Copper rose as much as 1.2 percent to $7,210 a metric ton as trade resumed after the Christmas break, and was at $7,187 at 10:06 a.m. in London. Gains now run to nine days, the longest streak since 2004 with the metal up nearly 30 percent this year, surpassed among LME metals only by aluminum.
The advance in 2017 has been backstopped by supply disruptions just as the outlook for global growth improves and investors and miners target potential new uses, including in electric vehicles. The world’s largest producer, Chile’s Codelco, has forecast that prices may test record highs above $10,000, while UBS Group AG’s wealth management unit on Wednesday predicted further gains.
“Supply cuts are set to boost prices in the short term, while further upside beyond $7,200 before the Lunar New Year might be limited,” Pu Honggang, an analyst with ITG Futures Ltd., said from Xiamen, referring to China’s nationwide break that falls in February next year. “It’s still pending that supply will be shrinking to what extent, while domestic demand is very weak at year-end.”
Copper’s latest leg up follows news that Jiangxi Copper Co., China’s largest producer, had been ordered to stop output for at least a week before a further assessment based on local pollution levels. Earlier in the month, the No. 2 smelter, Tongling Nonferrous Metals Group, was asked to make similar cuts.
Jiangxi Copper gained 3.4 percent in Hong Kong and Tongling Nonferrous added 0.7 percent in Shenzhen to the highest close since Nov. 9.
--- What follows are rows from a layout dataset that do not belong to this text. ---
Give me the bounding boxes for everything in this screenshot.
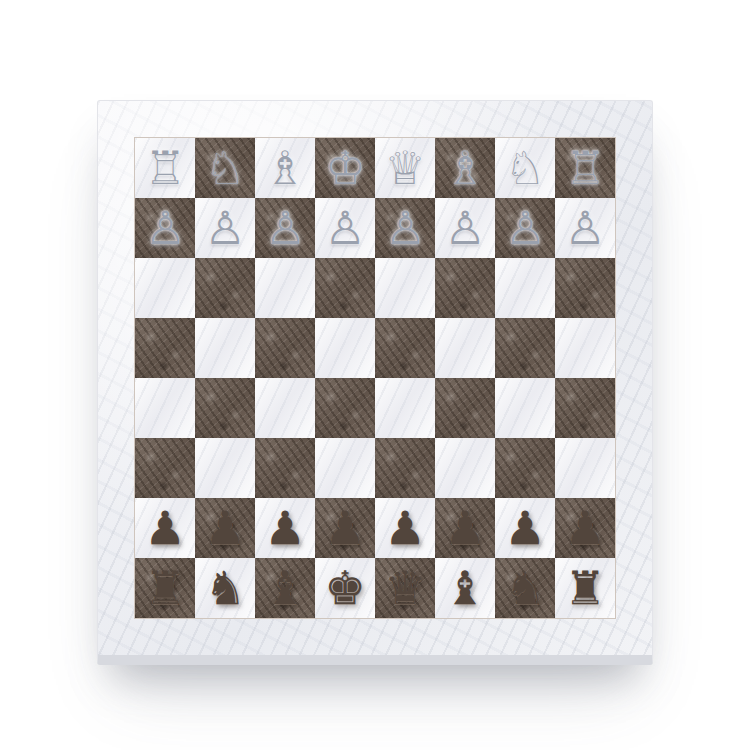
square-h4[interactable] <box>135 318 195 378</box>
square-h5[interactable] <box>135 378 195 438</box>
piece-white-pawn: ♙ <box>375 198 435 258</box>
square-f4[interactable] <box>255 318 315 378</box>
square-f7[interactable]: ♟ <box>255 498 315 558</box>
square-h8[interactable]: ♜ <box>135 558 195 618</box>
piece-white-king: ♔ <box>315 138 375 198</box>
square-d8[interactable]: ♛ <box>375 558 435 618</box>
square-f8[interactable]: ♝ <box>255 558 315 618</box>
square-g3[interactable] <box>195 258 255 318</box>
square-b6[interactable] <box>495 438 555 498</box>
piece-dark-pawn: ♟ <box>495 498 555 558</box>
square-b8[interactable]: ♞ <box>495 558 555 618</box>
square-f2[interactable]: ♙ <box>255 198 315 258</box>
square-b1[interactable]: ♘ <box>495 138 555 198</box>
piece-dark-pawn: ♟ <box>375 498 435 558</box>
square-h1[interactable]: ♖ <box>135 138 195 198</box>
piece-dark-queen: ♛ <box>375 558 435 618</box>
piece-white-bishop: ♗ <box>255 138 315 198</box>
square-a8[interactable]: ♜ <box>555 558 615 618</box>
square-b7[interactable]: ♟ <box>495 498 555 558</box>
square-h3[interactable] <box>135 258 195 318</box>
square-c8[interactable]: ♝ <box>435 558 495 618</box>
square-c2[interactable]: ♙ <box>435 198 495 258</box>
square-e7[interactable]: ♟ <box>315 498 375 558</box>
piece-dark-pawn: ♟ <box>135 498 195 558</box>
square-a5[interactable] <box>555 378 615 438</box>
square-g2[interactable]: ♙ <box>195 198 255 258</box>
square-g6[interactable] <box>195 438 255 498</box>
square-b2[interactable]: ♙ <box>495 198 555 258</box>
piece-white-pawn: ♙ <box>555 198 615 258</box>
square-a2[interactable]: ♙ <box>555 198 615 258</box>
square-h2[interactable]: ♙ <box>135 198 195 258</box>
piece-white-rook: ♖ <box>555 138 615 198</box>
square-d1[interactable]: ♕ <box>375 138 435 198</box>
piece-dark-knight: ♞ <box>495 558 555 618</box>
square-c1[interactable]: ♗ <box>435 138 495 198</box>
piece-dark-pawn: ♟ <box>255 498 315 558</box>
square-d7[interactable]: ♟ <box>375 498 435 558</box>
square-g5[interactable] <box>195 378 255 438</box>
square-c7[interactable]: ♟ <box>435 498 495 558</box>
piece-white-pawn: ♙ <box>195 198 255 258</box>
square-f1[interactable]: ♗ <box>255 138 315 198</box>
piece-white-pawn: ♙ <box>135 198 195 258</box>
square-c5[interactable] <box>435 378 495 438</box>
square-d5[interactable] <box>375 378 435 438</box>
marble-board-frame: ♖♘♗♔♕♗♘♖♙♙♙♙♙♙♙♙♟♟♟♟♟♟♟♟♜♞♝♚♛♝♞♜ <box>97 100 653 665</box>
square-c4[interactable] <box>435 318 495 378</box>
square-e8[interactable]: ♚ <box>315 558 375 618</box>
square-d2[interactable]: ♙ <box>375 198 435 258</box>
square-g7[interactable]: ♟ <box>195 498 255 558</box>
square-b4[interactable] <box>495 318 555 378</box>
square-c3[interactable] <box>435 258 495 318</box>
square-b3[interactable] <box>495 258 555 318</box>
square-e4[interactable] <box>315 318 375 378</box>
square-e3[interactable] <box>315 258 375 318</box>
piece-dark-pawn: ♟ <box>435 498 495 558</box>
piece-white-knight: ♘ <box>195 138 255 198</box>
product-photo-scene: ♖♘♗♔♕♗♘♖♙♙♙♙♙♙♙♙♟♟♟♟♟♟♟♟♜♞♝♚♛♝♞♜ <box>0 0 750 750</box>
chess-board: ♖♘♗♔♕♗♘♖♙♙♙♙♙♙♙♙♟♟♟♟♟♟♟♟♜♞♝♚♛♝♞♜ <box>97 100 653 665</box>
square-e1[interactable]: ♔ <box>315 138 375 198</box>
piece-dark-king: ♚ <box>315 558 375 618</box>
square-e6[interactable] <box>315 438 375 498</box>
piece-dark-bishop: ♝ <box>435 558 495 618</box>
square-h6[interactable] <box>135 438 195 498</box>
piece-dark-knight: ♞ <box>195 558 255 618</box>
piece-dark-pawn: ♟ <box>555 498 615 558</box>
square-e5[interactable] <box>315 378 375 438</box>
square-f6[interactable] <box>255 438 315 498</box>
square-f5[interactable] <box>255 378 315 438</box>
piece-dark-rook: ♜ <box>555 558 615 618</box>
square-a1[interactable]: ♖ <box>555 138 615 198</box>
square-e2[interactable]: ♙ <box>315 198 375 258</box>
square-a7[interactable]: ♟ <box>555 498 615 558</box>
square-f3[interactable] <box>255 258 315 318</box>
piece-dark-pawn: ♟ <box>195 498 255 558</box>
square-d4[interactable] <box>375 318 435 378</box>
square-a3[interactable] <box>555 258 615 318</box>
piece-white-pawn: ♙ <box>495 198 555 258</box>
square-g4[interactable] <box>195 318 255 378</box>
piece-dark-pawn: ♟ <box>315 498 375 558</box>
piece-white-rook: ♖ <box>135 138 195 198</box>
piece-white-knight: ♘ <box>495 138 555 198</box>
board-grid: ♖♘♗♔♕♗♘♖♙♙♙♙♙♙♙♙♟♟♟♟♟♟♟♟♜♞♝♚♛♝♞♜ <box>135 138 615 618</box>
square-g8[interactable]: ♞ <box>195 558 255 618</box>
piece-white-pawn: ♙ <box>435 198 495 258</box>
square-a6[interactable] <box>555 438 615 498</box>
piece-dark-rook: ♜ <box>135 558 195 618</box>
square-a4[interactable] <box>555 318 615 378</box>
square-h7[interactable]: ♟ <box>135 498 195 558</box>
square-b5[interactable] <box>495 378 555 438</box>
square-d6[interactable] <box>375 438 435 498</box>
piece-white-pawn: ♙ <box>315 198 375 258</box>
piece-white-queen: ♕ <box>375 138 435 198</box>
square-c6[interactable] <box>435 438 495 498</box>
square-d3[interactable] <box>375 258 435 318</box>
piece-white-bishop: ♗ <box>435 138 495 198</box>
piece-dark-bishop: ♝ <box>255 558 315 618</box>
piece-white-pawn: ♙ <box>255 198 315 258</box>
square-g1[interactable]: ♘ <box>195 138 255 198</box>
“Copper stocks are rising as investors are bullish on copper prices amid an improving demand outlook from the U.S. and Europe in particular,” Yang Kunhe, an analyst with Pacific Securities Ltd., said by phone from Beijing. “The production cuts are temporary. A one-week halt won’t cause too big a problem for Jiangxi Copper. Smelters can also adjust by moving forward their annual maintenance.”
This quarter, Codelco said the company’s projections showed a sustained increase in deficits and “we don’t have any reason — that we know of — for closing them in the future.” The International Copper Study Group said the global deficit was 181,000 tons in the first nine months of 2017.
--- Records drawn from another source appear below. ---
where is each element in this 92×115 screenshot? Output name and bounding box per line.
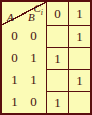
- kmap-corner-header: Ci A B: [2, 2, 46, 25]
- row-variable-b-label: B: [28, 12, 35, 23]
- a-value: 1: [11, 94, 18, 110]
- b-value: 0: [30, 28, 37, 44]
- kmap-cell-11-c0: [46, 69, 68, 91]
- kmap-cell-11-c1: 1: [68, 69, 90, 91]
- row-label-01: 0 1: [2, 47, 46, 69]
- b-value: 1: [30, 72, 37, 88]
- a-value: 0: [11, 50, 18, 66]
- kmap-cell-01-c1: [68, 47, 90, 69]
- kmap-cell-01-c0: 1: [46, 47, 68, 69]
- karnaugh-map: Ci A B 0 1 0 0 1 0 1 1 1 1 1 1 0 1: [0, 0, 92, 115]
- b-value: 0: [30, 94, 37, 110]
- row-variable-a-label: A: [7, 12, 14, 23]
- kmap-cell-00-c0: [46, 25, 68, 47]
- column-header-c1: 1: [68, 2, 90, 25]
- row-label-11: 1 1: [2, 69, 46, 91]
- a-value: 1: [11, 72, 18, 88]
- kmap-cell-10-c1: [68, 91, 90, 113]
- column-header-c0: 0: [46, 2, 68, 25]
- kmap-cell-10-c0: 1: [46, 91, 68, 113]
- b-value: 1: [30, 50, 37, 66]
- row-label-10: 1 0: [2, 91, 46, 113]
- a-value: 0: [11, 28, 18, 44]
- kmap-cell-00-c1: 1: [68, 25, 90, 47]
- row-label-00: 0 0: [2, 25, 46, 47]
Copper may rise to $7,400 a ton in 2018, Dominic Schnider, head of commodities and Asia-Pacific foreign exchange at UBS’s wealth-management unit, told Bloomberg TV on Wednesday. Schnider listed the metal as among picks for next year, along with aluminum, which also faces cutbacks in China.
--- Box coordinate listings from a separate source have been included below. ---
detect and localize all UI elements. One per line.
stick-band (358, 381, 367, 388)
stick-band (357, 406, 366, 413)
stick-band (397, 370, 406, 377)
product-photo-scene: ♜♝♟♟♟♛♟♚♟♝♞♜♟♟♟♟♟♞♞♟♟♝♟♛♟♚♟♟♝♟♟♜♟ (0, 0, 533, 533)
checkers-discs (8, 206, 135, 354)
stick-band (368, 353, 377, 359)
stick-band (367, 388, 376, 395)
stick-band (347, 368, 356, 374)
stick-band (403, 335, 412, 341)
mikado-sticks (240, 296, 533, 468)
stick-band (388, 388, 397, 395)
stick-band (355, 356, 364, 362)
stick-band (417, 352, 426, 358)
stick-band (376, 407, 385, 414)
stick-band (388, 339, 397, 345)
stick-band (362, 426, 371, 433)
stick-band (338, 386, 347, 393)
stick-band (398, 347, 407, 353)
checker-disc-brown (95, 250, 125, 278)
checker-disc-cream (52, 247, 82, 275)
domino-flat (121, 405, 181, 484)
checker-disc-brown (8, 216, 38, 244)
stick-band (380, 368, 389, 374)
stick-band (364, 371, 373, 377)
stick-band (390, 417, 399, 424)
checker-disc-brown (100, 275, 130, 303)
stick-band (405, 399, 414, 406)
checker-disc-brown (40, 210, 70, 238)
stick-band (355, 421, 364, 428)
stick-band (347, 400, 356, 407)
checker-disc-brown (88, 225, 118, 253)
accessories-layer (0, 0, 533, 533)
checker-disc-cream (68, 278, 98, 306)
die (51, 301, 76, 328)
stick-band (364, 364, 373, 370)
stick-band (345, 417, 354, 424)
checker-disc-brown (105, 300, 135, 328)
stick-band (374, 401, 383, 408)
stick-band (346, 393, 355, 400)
Still, as prices climbed on Wednesday, there were warning signs the metal may have risen too fast. The 14-day relative strength index was just above the 70 mark that signals an asset may be overbought.
Aluminum added 1 percent to $2,206 a ton, heading for the highest close since 2012. Orders to withdraw the metal from warehouses tracked by the LME rose 20 percent to 255,225 tons, the biggest increase since March 2016.
“Big data shifts this time of year should be taken with a pinch of salt,” Ole Hansen, head of commodity strategy at Saxo Bank A/S in Hellerup, Denmark said via email. “The market is long and in a thin market such news will support a strong end-of-year finish.”